In an interview with SABC News, Nhanhla Gumede, of NERSA said the process to draw up an implementation plan to recover the tariffs is to start immediately. Even though the conversations with the licensee and the consumers of the electricity will begin, the actual plan might only be developed by July. The current Eskom wholesale tariff from NERSA is about R0,85/KWh. This is not the price that the consumer gets because the municipalities will add their own charges on top. Gumede added that the Eskom Retail Plan will start from around R1.29/KWh. This is such a high price for the consumer to carry in a time where many South Africans are losing jobs, many are not working and there is no income. To make matters worse, the country like any other part of the world is dealing with the Coronavirus and is under a nationwide Level 4 lockdown which sees many industries closed. Gumede admitted that the current electricity prices need a review because they are not good for both Eskom and the consumer. In light of that, NERSA is beginning conversations with Eskom and the different consumers of electricity.

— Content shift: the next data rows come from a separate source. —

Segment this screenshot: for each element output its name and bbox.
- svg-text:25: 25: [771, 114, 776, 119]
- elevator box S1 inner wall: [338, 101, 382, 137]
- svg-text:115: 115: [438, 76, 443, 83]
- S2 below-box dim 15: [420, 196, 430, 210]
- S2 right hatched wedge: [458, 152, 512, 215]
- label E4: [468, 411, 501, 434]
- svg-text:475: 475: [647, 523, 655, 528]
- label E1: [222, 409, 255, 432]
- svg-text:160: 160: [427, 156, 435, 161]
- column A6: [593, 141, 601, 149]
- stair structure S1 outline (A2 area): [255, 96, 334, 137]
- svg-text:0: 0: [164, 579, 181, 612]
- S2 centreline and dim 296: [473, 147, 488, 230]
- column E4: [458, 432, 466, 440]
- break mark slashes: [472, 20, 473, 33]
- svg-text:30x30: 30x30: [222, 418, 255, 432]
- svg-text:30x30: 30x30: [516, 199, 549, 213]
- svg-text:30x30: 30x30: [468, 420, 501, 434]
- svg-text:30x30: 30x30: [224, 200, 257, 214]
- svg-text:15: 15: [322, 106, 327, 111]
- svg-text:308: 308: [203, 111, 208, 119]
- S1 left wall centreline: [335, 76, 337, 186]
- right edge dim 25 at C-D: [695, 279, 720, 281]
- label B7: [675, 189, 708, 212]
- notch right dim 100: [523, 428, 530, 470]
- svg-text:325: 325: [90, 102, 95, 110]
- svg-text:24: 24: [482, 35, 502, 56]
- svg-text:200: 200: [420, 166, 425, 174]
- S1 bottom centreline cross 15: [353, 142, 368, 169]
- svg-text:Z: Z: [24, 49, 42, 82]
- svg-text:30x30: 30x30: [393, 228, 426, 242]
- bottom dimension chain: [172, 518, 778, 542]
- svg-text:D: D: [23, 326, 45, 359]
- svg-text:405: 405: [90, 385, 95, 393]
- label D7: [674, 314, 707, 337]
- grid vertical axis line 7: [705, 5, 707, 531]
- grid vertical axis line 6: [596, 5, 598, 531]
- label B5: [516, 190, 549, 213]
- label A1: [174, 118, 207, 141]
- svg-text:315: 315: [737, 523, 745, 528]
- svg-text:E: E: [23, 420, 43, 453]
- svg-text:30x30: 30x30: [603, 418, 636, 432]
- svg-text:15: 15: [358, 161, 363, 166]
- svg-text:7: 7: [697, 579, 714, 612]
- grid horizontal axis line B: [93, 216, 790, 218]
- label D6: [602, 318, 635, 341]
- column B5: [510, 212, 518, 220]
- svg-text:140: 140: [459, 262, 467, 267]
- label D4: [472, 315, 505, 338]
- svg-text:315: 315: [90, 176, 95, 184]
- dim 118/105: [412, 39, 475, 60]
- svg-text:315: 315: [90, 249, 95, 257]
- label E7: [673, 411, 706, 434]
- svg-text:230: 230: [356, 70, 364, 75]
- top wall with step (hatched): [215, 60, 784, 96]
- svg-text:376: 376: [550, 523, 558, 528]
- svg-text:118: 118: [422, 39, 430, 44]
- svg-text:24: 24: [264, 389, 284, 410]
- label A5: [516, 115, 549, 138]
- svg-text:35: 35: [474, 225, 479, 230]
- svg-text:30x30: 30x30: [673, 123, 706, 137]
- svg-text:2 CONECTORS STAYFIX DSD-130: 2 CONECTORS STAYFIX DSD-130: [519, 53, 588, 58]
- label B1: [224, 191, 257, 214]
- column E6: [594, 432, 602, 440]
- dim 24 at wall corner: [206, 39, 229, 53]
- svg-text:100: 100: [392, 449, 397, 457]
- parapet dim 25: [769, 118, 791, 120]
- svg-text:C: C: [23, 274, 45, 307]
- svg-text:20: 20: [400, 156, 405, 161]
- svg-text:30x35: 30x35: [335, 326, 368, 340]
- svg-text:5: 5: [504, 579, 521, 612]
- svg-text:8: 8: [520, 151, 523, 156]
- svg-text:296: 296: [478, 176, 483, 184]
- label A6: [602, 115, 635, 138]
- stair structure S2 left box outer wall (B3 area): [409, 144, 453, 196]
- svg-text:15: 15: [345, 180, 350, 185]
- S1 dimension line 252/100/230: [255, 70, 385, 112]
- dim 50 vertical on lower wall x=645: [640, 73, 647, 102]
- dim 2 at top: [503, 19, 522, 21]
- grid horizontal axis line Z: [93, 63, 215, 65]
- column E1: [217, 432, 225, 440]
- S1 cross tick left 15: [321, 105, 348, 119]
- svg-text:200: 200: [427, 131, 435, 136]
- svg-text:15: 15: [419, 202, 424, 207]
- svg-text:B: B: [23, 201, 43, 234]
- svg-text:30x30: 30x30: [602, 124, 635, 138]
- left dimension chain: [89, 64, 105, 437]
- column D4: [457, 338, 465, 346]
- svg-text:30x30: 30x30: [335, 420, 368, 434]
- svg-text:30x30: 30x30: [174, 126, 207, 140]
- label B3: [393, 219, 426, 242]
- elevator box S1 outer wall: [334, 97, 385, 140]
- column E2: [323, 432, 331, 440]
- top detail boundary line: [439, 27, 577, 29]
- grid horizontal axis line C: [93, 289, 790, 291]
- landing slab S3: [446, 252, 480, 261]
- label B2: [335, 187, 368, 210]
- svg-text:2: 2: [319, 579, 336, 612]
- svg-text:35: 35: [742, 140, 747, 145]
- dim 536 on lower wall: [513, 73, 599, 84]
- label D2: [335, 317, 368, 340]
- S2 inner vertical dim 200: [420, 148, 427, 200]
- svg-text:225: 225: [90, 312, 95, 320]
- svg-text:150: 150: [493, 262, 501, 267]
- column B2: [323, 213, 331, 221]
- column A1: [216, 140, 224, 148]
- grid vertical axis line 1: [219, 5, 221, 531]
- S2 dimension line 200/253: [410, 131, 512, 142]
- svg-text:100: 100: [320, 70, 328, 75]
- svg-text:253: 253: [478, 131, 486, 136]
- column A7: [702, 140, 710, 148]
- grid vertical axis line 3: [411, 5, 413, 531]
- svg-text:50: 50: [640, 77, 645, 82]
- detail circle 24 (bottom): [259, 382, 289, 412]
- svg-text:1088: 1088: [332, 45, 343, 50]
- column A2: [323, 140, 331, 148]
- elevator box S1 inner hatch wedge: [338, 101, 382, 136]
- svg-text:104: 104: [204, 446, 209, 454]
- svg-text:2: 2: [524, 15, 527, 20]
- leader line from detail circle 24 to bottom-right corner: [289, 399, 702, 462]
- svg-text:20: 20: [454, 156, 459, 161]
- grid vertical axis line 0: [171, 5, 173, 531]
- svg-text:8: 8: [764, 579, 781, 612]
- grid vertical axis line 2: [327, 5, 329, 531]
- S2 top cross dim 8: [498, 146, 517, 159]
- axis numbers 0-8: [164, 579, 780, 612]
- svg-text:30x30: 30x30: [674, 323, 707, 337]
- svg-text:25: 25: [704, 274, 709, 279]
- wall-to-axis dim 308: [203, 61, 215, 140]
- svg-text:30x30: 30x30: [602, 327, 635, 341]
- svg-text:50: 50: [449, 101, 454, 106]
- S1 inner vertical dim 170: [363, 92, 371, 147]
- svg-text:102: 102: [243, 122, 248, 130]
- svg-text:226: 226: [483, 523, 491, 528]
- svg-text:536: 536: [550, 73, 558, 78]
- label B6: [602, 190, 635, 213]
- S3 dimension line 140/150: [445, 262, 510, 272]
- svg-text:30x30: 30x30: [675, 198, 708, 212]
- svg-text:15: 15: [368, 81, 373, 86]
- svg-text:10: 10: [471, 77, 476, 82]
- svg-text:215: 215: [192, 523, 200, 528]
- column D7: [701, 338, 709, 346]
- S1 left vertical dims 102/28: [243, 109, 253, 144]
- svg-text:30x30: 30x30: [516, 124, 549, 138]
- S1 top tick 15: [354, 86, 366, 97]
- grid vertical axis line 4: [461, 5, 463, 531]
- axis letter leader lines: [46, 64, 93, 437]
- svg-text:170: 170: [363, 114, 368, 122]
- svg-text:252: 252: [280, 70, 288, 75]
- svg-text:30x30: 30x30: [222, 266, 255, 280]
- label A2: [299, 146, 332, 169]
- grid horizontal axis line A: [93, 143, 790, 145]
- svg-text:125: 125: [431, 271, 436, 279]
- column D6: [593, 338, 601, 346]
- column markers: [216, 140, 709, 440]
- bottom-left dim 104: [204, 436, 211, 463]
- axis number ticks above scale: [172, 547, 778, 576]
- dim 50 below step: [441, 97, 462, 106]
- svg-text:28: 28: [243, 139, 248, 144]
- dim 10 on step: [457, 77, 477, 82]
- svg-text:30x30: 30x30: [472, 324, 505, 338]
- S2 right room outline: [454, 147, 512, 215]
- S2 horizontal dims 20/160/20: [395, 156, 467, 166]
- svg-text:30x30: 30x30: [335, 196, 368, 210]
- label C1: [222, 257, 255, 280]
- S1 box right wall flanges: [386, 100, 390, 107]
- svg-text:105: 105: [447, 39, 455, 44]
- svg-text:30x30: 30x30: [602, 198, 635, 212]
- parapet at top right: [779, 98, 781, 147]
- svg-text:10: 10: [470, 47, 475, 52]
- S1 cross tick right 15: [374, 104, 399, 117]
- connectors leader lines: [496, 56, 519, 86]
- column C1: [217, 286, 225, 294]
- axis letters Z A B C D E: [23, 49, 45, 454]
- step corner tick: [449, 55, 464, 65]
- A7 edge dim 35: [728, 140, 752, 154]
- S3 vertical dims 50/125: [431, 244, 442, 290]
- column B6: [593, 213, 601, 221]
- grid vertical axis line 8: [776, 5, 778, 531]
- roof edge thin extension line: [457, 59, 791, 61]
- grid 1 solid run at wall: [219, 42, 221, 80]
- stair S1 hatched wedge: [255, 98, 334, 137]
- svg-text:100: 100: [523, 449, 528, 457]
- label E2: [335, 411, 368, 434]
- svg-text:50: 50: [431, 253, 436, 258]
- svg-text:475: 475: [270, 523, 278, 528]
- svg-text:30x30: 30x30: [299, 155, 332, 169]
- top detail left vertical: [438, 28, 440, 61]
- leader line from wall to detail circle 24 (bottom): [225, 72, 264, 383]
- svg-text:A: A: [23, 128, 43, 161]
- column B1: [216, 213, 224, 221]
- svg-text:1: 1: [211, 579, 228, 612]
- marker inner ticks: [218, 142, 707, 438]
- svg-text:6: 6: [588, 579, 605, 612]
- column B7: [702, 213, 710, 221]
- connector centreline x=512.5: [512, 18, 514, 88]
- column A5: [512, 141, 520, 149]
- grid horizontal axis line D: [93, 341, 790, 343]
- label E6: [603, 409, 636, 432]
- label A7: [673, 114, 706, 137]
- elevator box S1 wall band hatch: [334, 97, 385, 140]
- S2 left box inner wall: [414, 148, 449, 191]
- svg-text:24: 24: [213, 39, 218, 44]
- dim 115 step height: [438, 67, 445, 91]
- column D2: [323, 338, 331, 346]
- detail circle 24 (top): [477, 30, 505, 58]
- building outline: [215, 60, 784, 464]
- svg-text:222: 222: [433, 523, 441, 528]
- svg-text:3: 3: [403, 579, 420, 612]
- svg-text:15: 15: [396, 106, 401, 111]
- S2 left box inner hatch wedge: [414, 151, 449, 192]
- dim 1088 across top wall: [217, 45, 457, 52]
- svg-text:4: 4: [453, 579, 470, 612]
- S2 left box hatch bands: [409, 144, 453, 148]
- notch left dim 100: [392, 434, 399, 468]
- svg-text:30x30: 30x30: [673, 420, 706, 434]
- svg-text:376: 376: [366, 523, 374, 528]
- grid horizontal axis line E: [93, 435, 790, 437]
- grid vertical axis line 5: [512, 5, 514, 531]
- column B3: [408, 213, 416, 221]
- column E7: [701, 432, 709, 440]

In February, The energy regulator conducted public hearings in almost all of South Africa's provinces which were meant to give all electricty stakeholders an opportunity to give their input into the tariffs that are sought by Eskom. Gumede said despite these public hearings, there is a challenge in disproving some costs that Eskom presents as a real cost. As long as they are unable to prove why that cost should not be legitimately recognized the regulator is forced to incorporate that cost into the pricing. He added all stakeholder comments are actually taken into account and reviewed and they are then taken account of in the pricing to the extent which they can be incorporated. The energy regulator went on to say that they will be starting a conversation with Eskom as early as Thursday to resolve outstanding cases then possibly take them to court. One of the cases is the 3 year R69 million cash injection by treasury which Eskom says is a bailout but NERSA considered it as a tariff subsidy.